• 16 nisan'da cumhurbaşkanı adaylarının açıklanacak olmasına ithafen bir boy gösterme yürüşü**, bir anıtkabir ziyareti..

    yürüyüşe çağrı şu sıralar spam mail'leri dalgasının arasında şu şekilde yol almaktadır:
    "15 nisan 2007 pazar günü seni* ziyaret etmeye, ankara'ya, huzuruna, anitkabir'e geliyoruz...
    10 kisi mi oluruz, 1000 kisi mi oluruz, 10.000 mi , 100.000 mi yoksa 1.000.000 kisi mi, bilemem, ama geliyoruz.. .
    senin ve ilkelerinin gücünü, halkin gücünü, vatan severligin gücünü, milli iradenin gücünü, görsünler diye geliyoruz...
    16 nisan'da açiklanacak cumhurbaskani adaylarini iyi düsünsünler tasinsinlar diye geliyoruz...
    bizler, en temel anayasal haklarimizi, kanunlar çerçevesinde kullanarak,
    türkiye'nin dört bir yanindan seni ziyarete gelecegiz."
  • "buradayız" platformu (yani ben, sen, o) tarafından düzenleniyor. dahili bedhahlara inat.
    http://www.ozgurlukbenimkarakterimdir.org/
  • (bkz: medet ummak)
  • moda nasıl ve ne zaman icat edildi bilmiyorum ama hiç bu çağdaki kadar kaypak, yaşamın her alanına yayılmış olmamıştı sanırım. giyim kuşam, eşya neyse de, düşünceye sirayet eden moda tehlikeli oldu bence! modası geçmiş kavramlar çıktı ortaya, eskiden varolmuş, duyulmuş, konuşulmuş, bilinen herşey modası geçmiş ve bu nedenle komik oluverdi. bunlardan konuşanlar da gülünç oldular.
    oysa azıcık tarih ve sosyoloji, hatta psikoloji bilenler bilir ki; biçimi ne kadar değişirse değişsin, insanın temel ihtiyaç ve sorunları hep aynıdır. temel ihtiyaçlarımız karşılandığı için bu şımarıklıkları yapıp, bu kadar çeşitlendiriyoruz sorunları, düşünceleri... insanın temel ihtiyaçlarının modası geçmez!
    ve temel gereksinimlerini karşılayamayan insanlar hep başa dönmek, onları yeniden var etmek zorunda kalırlar... laf kalabalığı da hiçbir işe yaramaz o zaman.
    demem şu ki; türkiye' nin hiç böyle bir sorunu yokmuş, özgürlüğü ve mevcut rejimi tehdit altında değilmiş gibi davranmaktan daha yararlı buluyorum yürümeyi.
    bu ülkenin insanları aramadan bulduklarını kaybettiklerinde, yeniden özgürlüğü elde etmek için çabalamak zorunda kalacaktır. anıtkabir e yürümek modası geçmiş ve komik değildir. eğer birleştirici bir unsur olacaksa, eğer bir kaldıraç görevi yapacaksa atatürk' e de, anıtkabir e de yürüsün insanlar.
  • rejim tehditini bertaraf etmek için ortak rıza * oluşturma yürüyüşüymüş. öyle anlattılar.

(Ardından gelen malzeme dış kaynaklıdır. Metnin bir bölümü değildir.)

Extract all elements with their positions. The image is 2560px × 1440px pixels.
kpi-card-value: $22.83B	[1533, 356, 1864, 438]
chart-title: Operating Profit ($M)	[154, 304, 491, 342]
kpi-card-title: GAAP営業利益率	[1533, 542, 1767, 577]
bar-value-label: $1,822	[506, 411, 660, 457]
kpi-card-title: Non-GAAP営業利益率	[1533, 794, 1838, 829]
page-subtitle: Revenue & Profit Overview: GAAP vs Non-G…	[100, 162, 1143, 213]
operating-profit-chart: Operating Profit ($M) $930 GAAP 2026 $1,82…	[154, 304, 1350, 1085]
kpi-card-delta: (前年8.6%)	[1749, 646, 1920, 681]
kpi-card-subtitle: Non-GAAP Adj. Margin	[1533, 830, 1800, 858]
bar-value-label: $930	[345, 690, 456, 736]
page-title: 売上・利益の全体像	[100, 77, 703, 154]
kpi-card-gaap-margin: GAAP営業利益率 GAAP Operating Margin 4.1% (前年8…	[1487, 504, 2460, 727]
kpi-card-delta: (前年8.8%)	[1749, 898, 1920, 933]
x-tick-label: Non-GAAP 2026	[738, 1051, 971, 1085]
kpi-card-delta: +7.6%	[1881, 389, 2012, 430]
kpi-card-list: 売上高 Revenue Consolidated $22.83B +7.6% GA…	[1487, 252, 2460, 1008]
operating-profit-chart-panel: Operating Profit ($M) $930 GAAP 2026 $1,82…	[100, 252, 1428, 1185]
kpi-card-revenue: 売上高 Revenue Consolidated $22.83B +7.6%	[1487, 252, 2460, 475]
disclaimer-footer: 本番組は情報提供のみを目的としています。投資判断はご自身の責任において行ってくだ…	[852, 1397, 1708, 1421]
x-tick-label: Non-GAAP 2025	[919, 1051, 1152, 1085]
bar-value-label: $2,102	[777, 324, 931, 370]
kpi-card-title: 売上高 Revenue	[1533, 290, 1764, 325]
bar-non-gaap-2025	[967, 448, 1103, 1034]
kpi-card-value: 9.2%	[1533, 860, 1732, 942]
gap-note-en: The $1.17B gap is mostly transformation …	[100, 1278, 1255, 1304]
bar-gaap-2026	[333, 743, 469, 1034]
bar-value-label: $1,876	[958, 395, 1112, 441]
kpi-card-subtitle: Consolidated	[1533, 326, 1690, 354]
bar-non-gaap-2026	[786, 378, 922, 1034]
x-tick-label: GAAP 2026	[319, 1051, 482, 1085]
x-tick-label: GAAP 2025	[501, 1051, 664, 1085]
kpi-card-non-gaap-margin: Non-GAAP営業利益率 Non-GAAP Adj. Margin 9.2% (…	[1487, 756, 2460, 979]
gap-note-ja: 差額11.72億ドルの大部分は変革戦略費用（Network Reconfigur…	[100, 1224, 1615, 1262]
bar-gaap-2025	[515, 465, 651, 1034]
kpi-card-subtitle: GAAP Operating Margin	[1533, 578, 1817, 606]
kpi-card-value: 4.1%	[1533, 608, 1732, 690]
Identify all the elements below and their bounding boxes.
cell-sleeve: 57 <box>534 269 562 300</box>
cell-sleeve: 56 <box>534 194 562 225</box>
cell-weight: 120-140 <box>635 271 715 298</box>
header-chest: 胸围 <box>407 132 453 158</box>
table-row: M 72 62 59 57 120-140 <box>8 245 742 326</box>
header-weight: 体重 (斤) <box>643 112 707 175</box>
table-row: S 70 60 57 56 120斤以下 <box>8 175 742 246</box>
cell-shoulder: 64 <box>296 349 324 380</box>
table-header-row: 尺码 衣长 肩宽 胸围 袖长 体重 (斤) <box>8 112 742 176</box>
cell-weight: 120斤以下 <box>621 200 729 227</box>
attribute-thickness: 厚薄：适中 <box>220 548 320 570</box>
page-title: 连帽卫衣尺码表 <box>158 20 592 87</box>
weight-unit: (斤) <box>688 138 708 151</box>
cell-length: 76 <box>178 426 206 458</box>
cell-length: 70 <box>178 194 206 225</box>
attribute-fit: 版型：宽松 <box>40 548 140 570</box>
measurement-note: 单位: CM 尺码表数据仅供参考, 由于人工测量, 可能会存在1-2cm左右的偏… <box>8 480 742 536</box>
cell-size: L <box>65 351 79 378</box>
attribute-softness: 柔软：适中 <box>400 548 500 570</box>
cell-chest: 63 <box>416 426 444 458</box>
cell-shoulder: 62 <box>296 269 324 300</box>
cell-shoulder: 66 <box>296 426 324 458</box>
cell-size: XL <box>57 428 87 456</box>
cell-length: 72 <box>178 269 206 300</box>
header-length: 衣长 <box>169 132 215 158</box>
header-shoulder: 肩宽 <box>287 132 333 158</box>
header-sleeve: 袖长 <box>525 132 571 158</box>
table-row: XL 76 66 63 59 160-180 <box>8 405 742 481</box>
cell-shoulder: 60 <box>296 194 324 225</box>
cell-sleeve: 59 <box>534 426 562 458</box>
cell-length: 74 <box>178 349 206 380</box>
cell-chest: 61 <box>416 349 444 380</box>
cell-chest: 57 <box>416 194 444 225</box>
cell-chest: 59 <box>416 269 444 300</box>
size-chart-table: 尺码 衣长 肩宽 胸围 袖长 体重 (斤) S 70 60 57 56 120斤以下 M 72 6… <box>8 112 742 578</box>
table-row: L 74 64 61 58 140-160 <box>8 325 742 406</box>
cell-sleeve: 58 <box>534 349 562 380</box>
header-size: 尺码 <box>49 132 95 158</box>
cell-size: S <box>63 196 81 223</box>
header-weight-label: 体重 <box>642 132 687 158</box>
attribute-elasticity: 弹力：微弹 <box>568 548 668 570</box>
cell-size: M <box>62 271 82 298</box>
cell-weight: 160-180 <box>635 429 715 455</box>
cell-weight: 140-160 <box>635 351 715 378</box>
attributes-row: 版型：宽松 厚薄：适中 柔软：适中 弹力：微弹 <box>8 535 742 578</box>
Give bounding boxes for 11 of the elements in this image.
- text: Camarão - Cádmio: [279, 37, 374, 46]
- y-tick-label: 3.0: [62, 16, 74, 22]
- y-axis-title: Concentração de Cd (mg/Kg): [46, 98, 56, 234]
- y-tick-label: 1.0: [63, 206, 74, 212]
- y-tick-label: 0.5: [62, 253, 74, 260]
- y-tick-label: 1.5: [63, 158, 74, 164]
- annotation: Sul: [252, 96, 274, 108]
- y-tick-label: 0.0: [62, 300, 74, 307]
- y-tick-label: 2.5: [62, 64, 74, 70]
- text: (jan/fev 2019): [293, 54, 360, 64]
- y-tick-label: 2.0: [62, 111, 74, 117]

    peki neye rıza gösteriyoruz? konuşmanın alternatifi olan bu beraberlik hangi hareketin onayı için ihtiyaç duyulan "rıza"yı pekiştiriyor?

    bir şeyin olmamasına rıza gösterilirken, temsili olarak "olmayan şey"e atıfta bulunulur. eğer burada namevcut olan demokrasi ise tabi ki cevap konuşmak, sesini duyurmak, tartışmaktır. yok eğer olmayan şey parti egemenliği ve tek lider altında birlik ise tabi ki bunun için yapılan birleştirici sembollerin altında buluşmaktır.

    işaret edilen aydin bir turk kadiniyim söyleyerek butik demokrasicilik yapan teyze zihniyetinin yavaş yavaş birlik söylemine kayması. bunun için de; (ara: ein ein ein)
  • anıtkabir yürüyüşü ifadesi ile kabre yürüyen insanlardan ziyade sütunlarının üstünde kırkayak gibi yürüyen bir yapı canlandı kafamda. bunu da senaryoya dökmek gerekti...

    habertürk spikeri anıtkabir ile camiyi aynı kareye, aynı kadraja* yakıştıramaz. ilk önce "ankara'da böyle bir açı yok" diye diretir*. bu girişimleri başarısızlıkla hattâ zayiatla sonuçlanınca da anıtkabir özel defteri'ne sitem eder. bu sitemi ihbar kabul eden anıtkabir, sütunlarının üstünde kırkayak gibi yürüyerek kadrajdan çıkmaya karar verir. böylece 16 nisan günü habertürk spikeri aa fotoğrafçısına tekrar aynı fotoğrafı çekmesi için diretebilecektir.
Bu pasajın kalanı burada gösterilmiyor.